Was kann man also tun, um das Querdenken etwas anzuregen? Die Antwort darauf ist immer dieselbe: Lassen Sie sich inspirieren!

Die Rede ist von Inhalten, die von Usern auf/von den eigenen Social-Media-Kanälen (bezeichnet als user-generated content), in Foren oder auf Sharing-Plattformen usw. veröffentlicht werden – das Internet ist ein wunderbares Sammelbecken von wertvollen Informationen, Inhalten und Eindrücken für neue Ideen, die im Arbeitsleben oder im Alltag „wiederverwertet“ werden können. Die Herausforderung liegt bei dieser Fülle von Informationen darin, das Richtige herausfiltern zu können, um genau das zu finden, was man gebrauchen kann.

Und hier kommen die Trends ins Spiel – Strömungen, Muster und Richtlinien, die Ordnung ins Chaos bringen, sagen uns, was in einem bestimmten Moment passieren wird. In diesem Artikel werde ich Ihnen vor allem etwas Wichtiges für den Erfolg Ihres Unternehmens im neuen Jahr vorstellen: nämlich drei digitale Trends (und, sofern dies möglich ist, einige damit verbundene, sehr interessante Technologien), die sehr hilfreich sein können, um Ihre berufliche Kreativität durch wertvolle Tipps anzuregen.

Unsere Reise beginnt: Sind Sie bereit?

Trend 1: Visual Intelligence

Immer öfter wird über Inhalte im Bildformat gesprochen.
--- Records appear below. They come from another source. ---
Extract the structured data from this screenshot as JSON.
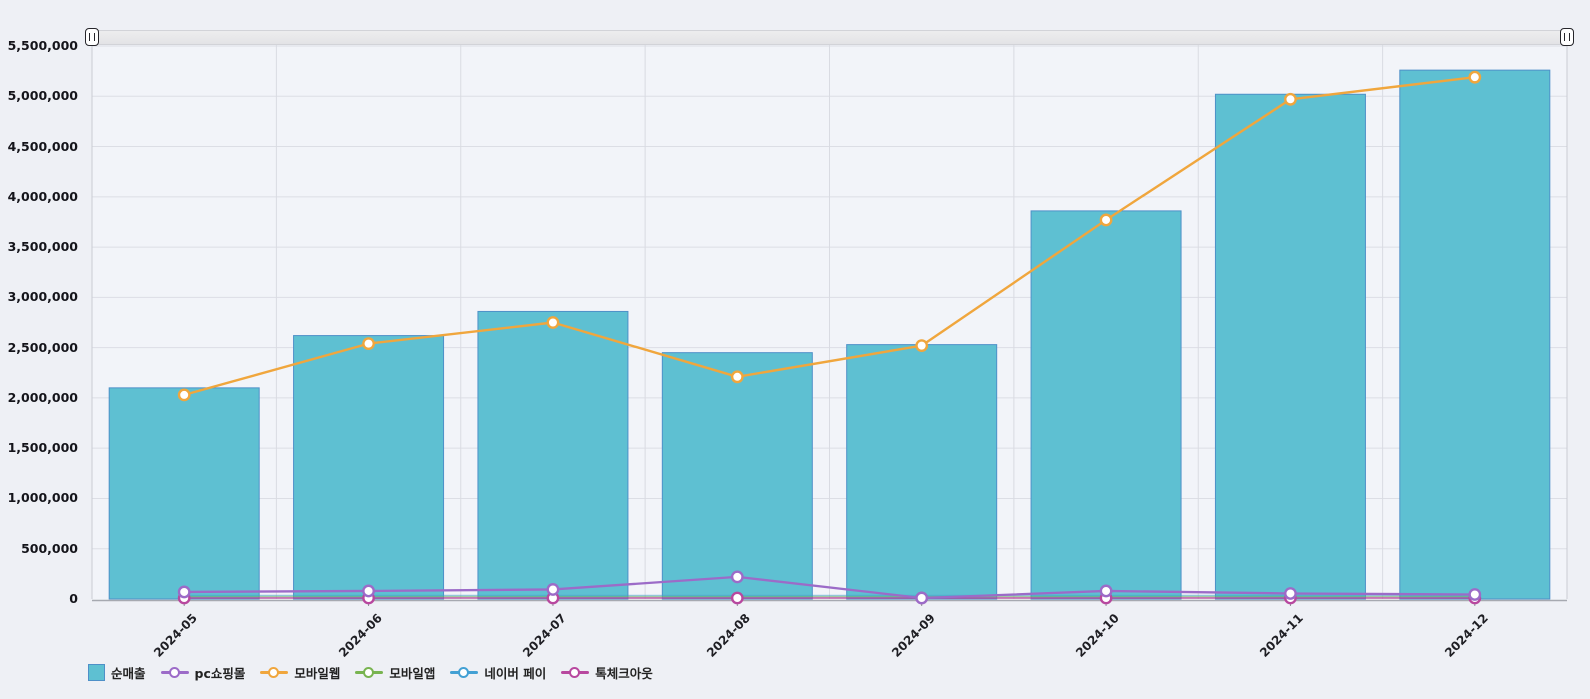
{
  "chart_data": {
    "type": "combo: bar + line",
    "title": "",
    "xlabel": "",
    "ylabel": "",
    "grid": true,
    "legend_position": "bottom",
    "y_axis": {
      "min": 0,
      "max": 5500000,
      "step": 500000
    },
    "categories": [
      "2024-05",
      "2024-06",
      "2024-07",
      "2024-08",
      "2024-09",
      "2024-10",
      "2024-11",
      "2024-12"
    ],
    "bar_series": {
      "name": "순매출",
      "color": "#5ec0d2",
      "border_color": "#4e90c8",
      "values": [
        2100000,
        2620000,
        2860000,
        2450000,
        2530000,
        3860000,
        5020000,
        5260000
      ]
    },
    "line_series": [
      {
        "name": "pc쇼핑몰",
        "color": "#9c6bc8",
        "markers": true,
        "values": [
          70000,
          80000,
          95000,
          220000,
          10000,
          80000,
          55000,
          45000
        ]
      },
      {
        "name": "모바일웹",
        "color": "#f0a63d",
        "markers": true,
        "values": [
          2030000,
          2540000,
          2750000,
          2210000,
          2520000,
          3770000,
          4970000,
          5190000
        ]
      },
      {
        "name": "모바일앱",
        "color": "#78b450",
        "markers": false,
        "values": [
          0,
          0,
          0,
          0,
          0,
          0,
          0,
          0
        ]
      },
      {
        "name": "네이버 페이",
        "color": "#42a0d4",
        "markers": false,
        "values": [
          0,
          0,
          0,
          0,
          0,
          0,
          0,
          0
        ]
      },
      {
        "name": "톡체크아웃",
        "color": "#b8489f",
        "markers": true,
        "values": [
          0,
          0,
          0,
          0,
          0,
          0,
          0,
          0
        ]
      }
    ]
  },
  "scrollbar": {
    "left_handle": "range-start",
    "right_handle": "range-end"
  }
}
Früher Pinterest und Vine, heute Instagram (das sind zumindest die meistgenutzten Plattformen) sind nur die Spitze des Eisbergs und stehen sinnbildlich für diese Entwicklung.

Dies führt zu wichtigen Veränderungen in Syntax und Semantik: Aus Texten werden Bilder, Wortwörtliches wird zu Visuellem. Die explosionsartige Ausbreitung der Emojis – die einige Linguistikexperten gern als die ersten wahren Buchstaben eines universellen Alphabets bezeichnen – sagt alles. Wir kommunizieren anhand von Bildern (oft ohne uns darüber bewusst zu sein), nicht nur untereinander, sondern auch mit Marken und Unternehmen. Und immer öfter müssen uns diese abhängig von den visuellen Inhalten, die wir in den sozialen Medien veröffentlichen, Gehör schenken.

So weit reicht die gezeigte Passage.